5 sections of the business plan

The format of a typical business plan, whether it’s for an independent business or franchise, usually includes the following 5 sections:


This describes the business, including the products or services the business offers, the size and competitive aspect of the market, the operational approach that will be used, and the challenges and risks associated with start-up.

Management section

This section identifies and provides background information about the people in management roles. It might include their resumes or descriptions of relevant prior experience.  A franchise business plan also provides information about the franchisor’s direct support staff.

Marketing section

Here you define your target customers and how you plan to attract them to your business. This section explains the business’s competitive advantages and details marketing and advertising plans.

Pro forma financial projections

This section includes income statements, cash flow statements, and balance sheets that project the anticipated financial performance of the business. The statements should specify all material assumptions used to prepare the projections. Prepare these projections on a very conservative basis in case unexpected delays or challenges arise.

Financing needs

Even if you are self-funding the business, always prepare a section related to financing needs. This should include an analysis of all startup costs, including working capital to cover initial marketing plans and operating losses until you reach the projected break-even point. Even if you’re not borrowing from an outside source, the process of developing this section will prepare you for what’s to come in starting up the business.

You should be able to find much of the information you’ll need for the Introduction and Marketing sections on the franchisor’s website. The FDD will help you complete the Financing Needs portion of the report and, if the franchisor publishes a representation of earnings in Item 19 of the FDD, you may be well on your way to completing the Financial Projections section as well.

A helpful and worthwhile process

Some franchise companies require prospective franchisees to start and/or complete their franchise business plan prior to being approved. In any event, it’s a good idea to start thinking about your business plan early on. The process of preparing the plan is helpful in many ways. It forces you to consider options and formalize your projected course of action in the new business. You’ll typically identify questions during this process that may not have otherwise occurred to you. Contact the franchise company to get answers and make sure you have a clear understanding of the franchise prior to making a final decision to proceed.
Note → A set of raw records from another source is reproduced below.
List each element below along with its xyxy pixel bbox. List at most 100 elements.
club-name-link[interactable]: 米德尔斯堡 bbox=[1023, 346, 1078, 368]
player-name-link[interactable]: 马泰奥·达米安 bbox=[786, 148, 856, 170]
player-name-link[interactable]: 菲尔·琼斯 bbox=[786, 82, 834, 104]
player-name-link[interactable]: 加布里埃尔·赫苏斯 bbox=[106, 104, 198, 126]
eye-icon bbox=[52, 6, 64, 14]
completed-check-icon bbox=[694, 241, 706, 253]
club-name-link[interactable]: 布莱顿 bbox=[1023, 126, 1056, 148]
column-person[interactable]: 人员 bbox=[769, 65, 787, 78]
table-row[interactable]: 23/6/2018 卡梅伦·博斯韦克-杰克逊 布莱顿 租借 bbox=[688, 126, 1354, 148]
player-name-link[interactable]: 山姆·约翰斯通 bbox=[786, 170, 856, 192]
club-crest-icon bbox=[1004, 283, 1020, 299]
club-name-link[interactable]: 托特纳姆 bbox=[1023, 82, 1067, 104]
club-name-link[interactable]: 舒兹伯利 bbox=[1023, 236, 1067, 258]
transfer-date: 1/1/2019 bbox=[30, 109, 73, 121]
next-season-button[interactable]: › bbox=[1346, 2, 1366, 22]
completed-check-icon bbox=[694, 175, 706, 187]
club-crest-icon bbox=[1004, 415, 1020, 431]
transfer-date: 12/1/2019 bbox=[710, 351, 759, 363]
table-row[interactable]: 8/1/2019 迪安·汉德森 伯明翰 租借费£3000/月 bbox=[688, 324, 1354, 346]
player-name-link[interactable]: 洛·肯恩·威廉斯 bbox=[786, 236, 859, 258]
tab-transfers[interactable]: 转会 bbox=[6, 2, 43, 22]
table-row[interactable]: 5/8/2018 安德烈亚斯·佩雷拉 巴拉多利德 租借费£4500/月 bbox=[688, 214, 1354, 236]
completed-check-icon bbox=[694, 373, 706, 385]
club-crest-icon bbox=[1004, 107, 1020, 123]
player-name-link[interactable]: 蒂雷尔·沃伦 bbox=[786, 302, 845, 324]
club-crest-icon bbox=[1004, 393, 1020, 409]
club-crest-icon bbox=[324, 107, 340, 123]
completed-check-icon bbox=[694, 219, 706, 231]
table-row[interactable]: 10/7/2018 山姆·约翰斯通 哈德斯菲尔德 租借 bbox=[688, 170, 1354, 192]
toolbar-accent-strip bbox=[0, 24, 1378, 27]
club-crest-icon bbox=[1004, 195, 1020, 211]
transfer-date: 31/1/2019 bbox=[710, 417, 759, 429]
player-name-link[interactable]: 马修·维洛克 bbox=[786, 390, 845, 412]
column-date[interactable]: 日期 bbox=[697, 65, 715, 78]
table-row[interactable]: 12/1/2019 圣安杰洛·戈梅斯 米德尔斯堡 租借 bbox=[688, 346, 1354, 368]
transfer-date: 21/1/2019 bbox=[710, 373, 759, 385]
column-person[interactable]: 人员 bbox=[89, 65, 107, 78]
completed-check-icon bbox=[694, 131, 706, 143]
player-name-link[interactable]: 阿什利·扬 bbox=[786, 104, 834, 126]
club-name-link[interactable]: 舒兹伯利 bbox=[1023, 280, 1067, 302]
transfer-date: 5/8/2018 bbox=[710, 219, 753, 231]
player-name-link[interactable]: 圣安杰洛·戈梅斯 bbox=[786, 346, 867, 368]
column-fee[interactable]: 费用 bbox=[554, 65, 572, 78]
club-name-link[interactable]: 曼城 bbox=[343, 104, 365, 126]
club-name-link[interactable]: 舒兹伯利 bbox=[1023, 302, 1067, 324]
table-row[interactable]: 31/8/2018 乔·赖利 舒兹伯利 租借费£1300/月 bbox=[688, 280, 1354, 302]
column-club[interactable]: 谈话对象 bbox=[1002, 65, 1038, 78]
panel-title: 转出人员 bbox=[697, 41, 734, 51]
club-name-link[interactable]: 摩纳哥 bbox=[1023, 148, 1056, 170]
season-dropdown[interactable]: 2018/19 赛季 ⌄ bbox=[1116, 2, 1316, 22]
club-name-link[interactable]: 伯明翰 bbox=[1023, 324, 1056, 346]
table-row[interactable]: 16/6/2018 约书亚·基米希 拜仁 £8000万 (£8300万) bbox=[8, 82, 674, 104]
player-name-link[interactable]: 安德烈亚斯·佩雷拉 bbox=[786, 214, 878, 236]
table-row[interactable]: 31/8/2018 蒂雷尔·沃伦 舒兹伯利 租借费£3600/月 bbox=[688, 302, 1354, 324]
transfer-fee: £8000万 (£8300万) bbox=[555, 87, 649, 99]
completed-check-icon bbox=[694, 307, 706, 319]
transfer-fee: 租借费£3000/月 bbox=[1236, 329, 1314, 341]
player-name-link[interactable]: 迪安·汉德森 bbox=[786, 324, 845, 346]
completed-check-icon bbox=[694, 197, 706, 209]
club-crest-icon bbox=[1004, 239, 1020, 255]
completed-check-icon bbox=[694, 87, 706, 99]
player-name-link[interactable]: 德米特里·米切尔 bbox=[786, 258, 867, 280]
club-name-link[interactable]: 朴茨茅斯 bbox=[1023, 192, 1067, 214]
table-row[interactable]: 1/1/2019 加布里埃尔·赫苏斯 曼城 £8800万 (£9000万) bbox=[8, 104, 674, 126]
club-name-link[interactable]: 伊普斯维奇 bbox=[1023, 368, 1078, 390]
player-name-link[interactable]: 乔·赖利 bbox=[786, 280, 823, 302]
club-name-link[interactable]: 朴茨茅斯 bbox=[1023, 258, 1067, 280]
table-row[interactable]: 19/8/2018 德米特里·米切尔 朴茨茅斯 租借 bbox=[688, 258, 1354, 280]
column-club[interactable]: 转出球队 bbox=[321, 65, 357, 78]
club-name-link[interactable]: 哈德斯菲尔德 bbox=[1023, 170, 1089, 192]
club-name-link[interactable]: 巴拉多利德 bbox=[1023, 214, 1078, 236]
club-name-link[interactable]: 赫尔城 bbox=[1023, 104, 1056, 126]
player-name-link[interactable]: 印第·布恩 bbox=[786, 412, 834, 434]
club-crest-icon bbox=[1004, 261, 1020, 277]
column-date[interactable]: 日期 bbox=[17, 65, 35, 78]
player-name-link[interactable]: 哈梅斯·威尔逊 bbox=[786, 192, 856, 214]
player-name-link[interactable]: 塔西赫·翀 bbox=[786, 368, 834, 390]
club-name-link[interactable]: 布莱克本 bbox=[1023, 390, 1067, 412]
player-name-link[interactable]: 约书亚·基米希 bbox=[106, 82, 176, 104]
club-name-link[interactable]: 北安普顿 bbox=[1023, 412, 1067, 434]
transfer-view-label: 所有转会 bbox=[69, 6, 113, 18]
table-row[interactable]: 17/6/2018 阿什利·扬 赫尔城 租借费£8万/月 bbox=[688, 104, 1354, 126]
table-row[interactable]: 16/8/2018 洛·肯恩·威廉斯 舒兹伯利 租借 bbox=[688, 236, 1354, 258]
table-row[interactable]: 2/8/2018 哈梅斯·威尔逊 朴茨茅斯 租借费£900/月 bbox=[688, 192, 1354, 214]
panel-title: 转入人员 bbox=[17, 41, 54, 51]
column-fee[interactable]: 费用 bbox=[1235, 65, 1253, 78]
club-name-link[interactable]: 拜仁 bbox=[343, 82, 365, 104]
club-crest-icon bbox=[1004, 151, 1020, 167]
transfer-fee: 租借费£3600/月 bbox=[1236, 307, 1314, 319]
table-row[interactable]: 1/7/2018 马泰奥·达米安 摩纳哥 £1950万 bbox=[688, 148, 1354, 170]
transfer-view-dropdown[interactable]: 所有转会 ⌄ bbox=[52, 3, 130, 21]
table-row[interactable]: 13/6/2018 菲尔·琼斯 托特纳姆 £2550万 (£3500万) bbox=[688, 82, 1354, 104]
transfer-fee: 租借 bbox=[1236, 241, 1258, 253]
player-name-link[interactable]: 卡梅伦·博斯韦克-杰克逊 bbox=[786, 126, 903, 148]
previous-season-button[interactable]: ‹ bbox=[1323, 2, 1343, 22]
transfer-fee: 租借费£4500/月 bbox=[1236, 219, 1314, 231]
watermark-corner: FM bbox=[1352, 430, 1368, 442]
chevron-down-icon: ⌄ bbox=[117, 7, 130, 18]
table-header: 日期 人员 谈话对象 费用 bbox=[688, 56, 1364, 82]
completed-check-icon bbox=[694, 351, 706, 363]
Remember to update and finalize your business plan after completing the franchisor’s initial training. After training, you’ll have a far greater understanding of aspects like operational and marketing plans for the business. Most franchisors will also provide financial data that you can use to double-check, or even replace, the Financial Projections section of your business plan. Review your entire business plan based on your new knowledge, and you’ll be as prepared as possible to get your new franchise business up and running.